Social ads have their place in marketing. Many brands have experienced great success with social ads, but the combination of email and social media provides an alternative.
Takeaway: Combining email and social media efforts empowers consumers to push content via their own feeds.
3. Email acquisition engine: Marketers are always looking for innovative, new ways to capture email addresses for new subscribers. When social media and email efforts collide, marketers benefit. The example discussed in “CMR” explains how email acquisition happens on social media. When someone clicks on brand content via a friend’s social media post, he can choose to join the brand’s mailing list.
This starts a cyclical process. The additional consumer will start receiving brand email, and he might choose to post some messages on social media. When his friends see, they click and purchase. This means more engagement and sales for brands.
Takeaway: When consumers share engaging brand content on social media, it introduces brands to a new group of consumers.
4. Increased engagement: Again, marketers are always seeking new methods for increasing consumer engagement for digital campaigns. For digital, engagement is often the metric of choice.
Consumers are unlikely to spontaneously post about their recent purchase from a brand. However, cool, interesting, useful email content gives consumers something to share on social media about their favorite brands.
For example, food companies such as Kraft often share recipes via email, which moms or foodies are likely to share on Facebook or Pinterest. Clothing retailers such as Banana Republic often send email messages with different ways to wear new items.

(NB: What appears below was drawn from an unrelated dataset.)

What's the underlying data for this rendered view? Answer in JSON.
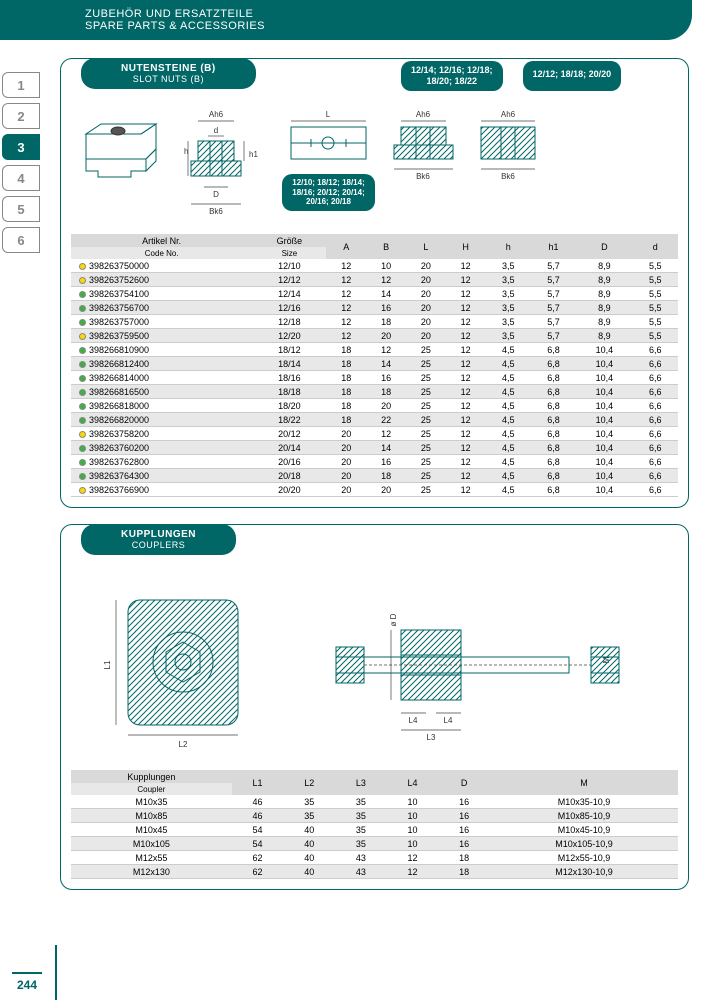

Again, this content is social media-friendly and provides value beyond pushing consumers toward and immediate purchase.
Takeaway: Brands looking to increase social engagement should send shareable content via email.
Marketers are used to dealing with interdepartmental silos, but they need to examine how all areas of the marketing department work together. Silos prevent all functionalities from being as powerful as possible, but this is particularly true for email and social media. When the two popular efforts combine, brands identify their best brand advocates. Through joint social-email efforts, brands will benefit from increased customer engagement, more loyal customers and increased sales.